Kaç kişi öldürülmüş, bilançosunu çıkardınız mı?
13 bin 700. 11-12 bin civarında da sürgün. Öldürülenlerin çoğu kadın ve çocuk. 1000-1500 kadar da kayıp var. Herhalde dağda, ormanda saklanırken ya aç kaldılar ya da kurtlara, ayılara yem oldular. Belki de izlerini kaybettirdiler.
KALAN FİLM GELİYOR
Geldiğimde hangi filme müzik seçiyordunuz?

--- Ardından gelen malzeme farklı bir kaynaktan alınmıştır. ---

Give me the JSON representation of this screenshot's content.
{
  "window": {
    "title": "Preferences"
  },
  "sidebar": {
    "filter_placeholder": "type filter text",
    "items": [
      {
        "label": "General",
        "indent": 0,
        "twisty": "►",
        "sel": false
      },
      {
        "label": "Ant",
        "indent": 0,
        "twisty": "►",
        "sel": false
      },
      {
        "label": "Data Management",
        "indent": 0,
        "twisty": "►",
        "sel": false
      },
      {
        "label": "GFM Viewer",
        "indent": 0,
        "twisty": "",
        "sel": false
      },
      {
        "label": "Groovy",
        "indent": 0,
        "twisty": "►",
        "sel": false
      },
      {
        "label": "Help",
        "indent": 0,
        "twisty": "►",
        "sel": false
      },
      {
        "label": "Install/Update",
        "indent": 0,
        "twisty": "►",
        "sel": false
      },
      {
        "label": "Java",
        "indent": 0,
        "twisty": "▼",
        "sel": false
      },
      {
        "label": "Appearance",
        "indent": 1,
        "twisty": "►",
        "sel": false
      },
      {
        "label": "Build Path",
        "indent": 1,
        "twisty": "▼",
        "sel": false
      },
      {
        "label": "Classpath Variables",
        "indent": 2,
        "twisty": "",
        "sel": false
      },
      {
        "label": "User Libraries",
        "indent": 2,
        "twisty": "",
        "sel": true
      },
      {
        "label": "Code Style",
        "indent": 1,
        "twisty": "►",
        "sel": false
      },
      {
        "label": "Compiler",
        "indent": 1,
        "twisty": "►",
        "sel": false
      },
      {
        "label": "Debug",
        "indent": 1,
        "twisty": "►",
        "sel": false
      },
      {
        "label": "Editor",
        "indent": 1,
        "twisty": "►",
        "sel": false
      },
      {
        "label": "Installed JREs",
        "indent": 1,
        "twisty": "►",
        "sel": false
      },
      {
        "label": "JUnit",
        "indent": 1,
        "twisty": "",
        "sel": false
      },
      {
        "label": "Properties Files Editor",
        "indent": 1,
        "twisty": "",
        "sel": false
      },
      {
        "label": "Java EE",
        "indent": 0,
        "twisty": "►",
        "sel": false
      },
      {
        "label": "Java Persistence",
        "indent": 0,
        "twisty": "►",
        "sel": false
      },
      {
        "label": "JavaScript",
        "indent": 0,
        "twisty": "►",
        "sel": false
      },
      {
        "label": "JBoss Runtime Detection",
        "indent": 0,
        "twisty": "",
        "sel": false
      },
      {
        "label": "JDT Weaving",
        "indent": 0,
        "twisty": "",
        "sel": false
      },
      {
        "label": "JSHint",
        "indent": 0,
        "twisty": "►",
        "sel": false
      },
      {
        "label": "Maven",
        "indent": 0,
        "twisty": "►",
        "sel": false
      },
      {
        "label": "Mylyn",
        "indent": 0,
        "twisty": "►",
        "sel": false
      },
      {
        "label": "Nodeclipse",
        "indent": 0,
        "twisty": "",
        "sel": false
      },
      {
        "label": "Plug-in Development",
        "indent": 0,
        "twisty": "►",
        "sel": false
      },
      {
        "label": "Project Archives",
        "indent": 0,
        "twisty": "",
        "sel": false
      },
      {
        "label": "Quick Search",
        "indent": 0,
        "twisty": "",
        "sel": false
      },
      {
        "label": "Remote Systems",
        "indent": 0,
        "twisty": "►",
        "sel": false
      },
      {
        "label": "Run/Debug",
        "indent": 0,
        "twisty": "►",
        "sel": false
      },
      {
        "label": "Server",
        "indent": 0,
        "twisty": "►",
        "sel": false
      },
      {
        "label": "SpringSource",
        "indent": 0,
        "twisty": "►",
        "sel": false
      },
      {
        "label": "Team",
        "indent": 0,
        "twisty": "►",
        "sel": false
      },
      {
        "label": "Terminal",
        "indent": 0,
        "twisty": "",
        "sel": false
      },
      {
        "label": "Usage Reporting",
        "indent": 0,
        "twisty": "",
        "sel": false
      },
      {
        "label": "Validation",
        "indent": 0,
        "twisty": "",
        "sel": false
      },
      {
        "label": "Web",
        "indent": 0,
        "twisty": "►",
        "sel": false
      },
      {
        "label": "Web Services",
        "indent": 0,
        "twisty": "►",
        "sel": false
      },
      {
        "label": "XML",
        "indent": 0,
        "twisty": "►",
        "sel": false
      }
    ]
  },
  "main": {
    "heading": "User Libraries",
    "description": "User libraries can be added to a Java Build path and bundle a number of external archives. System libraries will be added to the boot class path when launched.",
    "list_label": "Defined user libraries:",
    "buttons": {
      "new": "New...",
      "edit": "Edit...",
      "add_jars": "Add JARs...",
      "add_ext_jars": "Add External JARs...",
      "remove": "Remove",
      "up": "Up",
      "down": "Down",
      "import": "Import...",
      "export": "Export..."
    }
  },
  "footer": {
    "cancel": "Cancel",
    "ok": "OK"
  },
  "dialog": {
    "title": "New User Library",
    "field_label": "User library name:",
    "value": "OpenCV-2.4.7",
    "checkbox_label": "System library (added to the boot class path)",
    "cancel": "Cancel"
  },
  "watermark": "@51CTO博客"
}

‘Oflu Hoca ve Dursun’. Yahşi Cazibe’nin yönetmeni Bora’yla (Onur) konuştuk. Anlaştık gibi.
Filmin yapımcısı mısınız?
Sektör batsa da gelirlerimiz çok azalsa da şimdi film işine girdik. Film dünyasını tanımaya çalışıyorum. Şimdi belki Kalan Film geliyor. Oraya doğru gidiyoruz. ‘Oflu Hoca ve Dursun’, Kalan Film diye çıkmayacak ama filmin beş yapımcısından biri benim. O film, bu işe girip girmeyeceğimin sınavı olacak.